HOUSTON - The contestants you watch every night of the Houston Livestock Show and Rodeo are in the middle of their season, sometimes leaving for other states and returning to compete in between Houston competitions.
"Last year, I worked 110 performances, which means I stepped into the arena 110 times and fought bulls," Chris Swisher said.
They have to be ready to ride every night, no matter what. Here to keep them healthy are doctors like Houston Methodist's Taylor Brown.
"They tend to be very tough, as most professional athletes are, but they're not on a team, they don't get salary, they all paid an entry fee to ride three bulls, to ride three horses," Brown said "They don't get paid anything unless they ride, so the vast majority of rodeo athletes barely break even."
All at the risk of breaking bones -- and there's no force in this world that can keep a cowboy on the sidelines.

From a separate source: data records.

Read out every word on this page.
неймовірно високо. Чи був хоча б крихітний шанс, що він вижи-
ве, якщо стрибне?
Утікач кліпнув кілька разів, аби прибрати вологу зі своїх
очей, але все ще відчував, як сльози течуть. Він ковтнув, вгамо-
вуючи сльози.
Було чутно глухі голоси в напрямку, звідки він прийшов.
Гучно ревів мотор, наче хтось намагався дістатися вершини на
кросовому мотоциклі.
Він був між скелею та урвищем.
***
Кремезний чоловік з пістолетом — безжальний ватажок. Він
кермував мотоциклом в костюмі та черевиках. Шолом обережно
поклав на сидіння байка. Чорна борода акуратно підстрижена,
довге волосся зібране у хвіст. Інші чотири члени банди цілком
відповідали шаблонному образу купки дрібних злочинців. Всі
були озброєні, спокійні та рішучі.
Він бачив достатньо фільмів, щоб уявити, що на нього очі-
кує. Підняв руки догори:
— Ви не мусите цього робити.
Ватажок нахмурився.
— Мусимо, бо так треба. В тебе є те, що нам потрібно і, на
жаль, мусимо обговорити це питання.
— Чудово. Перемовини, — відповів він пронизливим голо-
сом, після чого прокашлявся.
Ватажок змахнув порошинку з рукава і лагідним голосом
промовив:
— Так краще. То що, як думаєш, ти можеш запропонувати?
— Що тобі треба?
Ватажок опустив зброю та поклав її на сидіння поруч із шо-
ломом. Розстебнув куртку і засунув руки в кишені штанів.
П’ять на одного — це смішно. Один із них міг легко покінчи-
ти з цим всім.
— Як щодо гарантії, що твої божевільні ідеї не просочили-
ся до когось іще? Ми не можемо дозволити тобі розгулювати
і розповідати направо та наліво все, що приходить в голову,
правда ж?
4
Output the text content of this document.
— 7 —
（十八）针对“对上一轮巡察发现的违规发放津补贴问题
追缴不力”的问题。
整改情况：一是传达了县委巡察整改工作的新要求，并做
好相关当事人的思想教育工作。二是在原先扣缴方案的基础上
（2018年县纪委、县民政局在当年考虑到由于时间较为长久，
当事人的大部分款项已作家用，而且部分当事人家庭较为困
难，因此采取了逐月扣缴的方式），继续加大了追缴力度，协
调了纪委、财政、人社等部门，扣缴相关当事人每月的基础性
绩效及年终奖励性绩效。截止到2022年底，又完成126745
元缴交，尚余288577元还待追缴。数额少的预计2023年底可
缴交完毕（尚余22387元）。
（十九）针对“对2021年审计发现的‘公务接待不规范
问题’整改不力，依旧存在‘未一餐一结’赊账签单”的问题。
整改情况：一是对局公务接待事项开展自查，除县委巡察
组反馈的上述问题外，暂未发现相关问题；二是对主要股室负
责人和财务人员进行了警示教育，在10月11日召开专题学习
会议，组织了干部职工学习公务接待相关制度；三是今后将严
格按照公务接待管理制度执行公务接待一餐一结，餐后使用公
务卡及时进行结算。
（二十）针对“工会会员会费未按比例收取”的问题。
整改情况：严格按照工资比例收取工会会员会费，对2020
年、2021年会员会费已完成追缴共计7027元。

"The forces that they see is more than what a fighter pilot sees," Brown said.
"For what we do, the opportunity to win this much money and come to a rodeo this prestigious," said one cowboy, "Death is about the only thing that will keep a cowboy from Houston."
It's pure passion driving the show. From jumping on the bulls, to doctors standing invisible on the sidelines, all sacrificing something for the love of the sport.
Dr. Brown compares getting hit by the livestock to getting hit by a car. He said for injuries in the neck, spine or collapsed lungs, they would send a contestant to the Medical Center.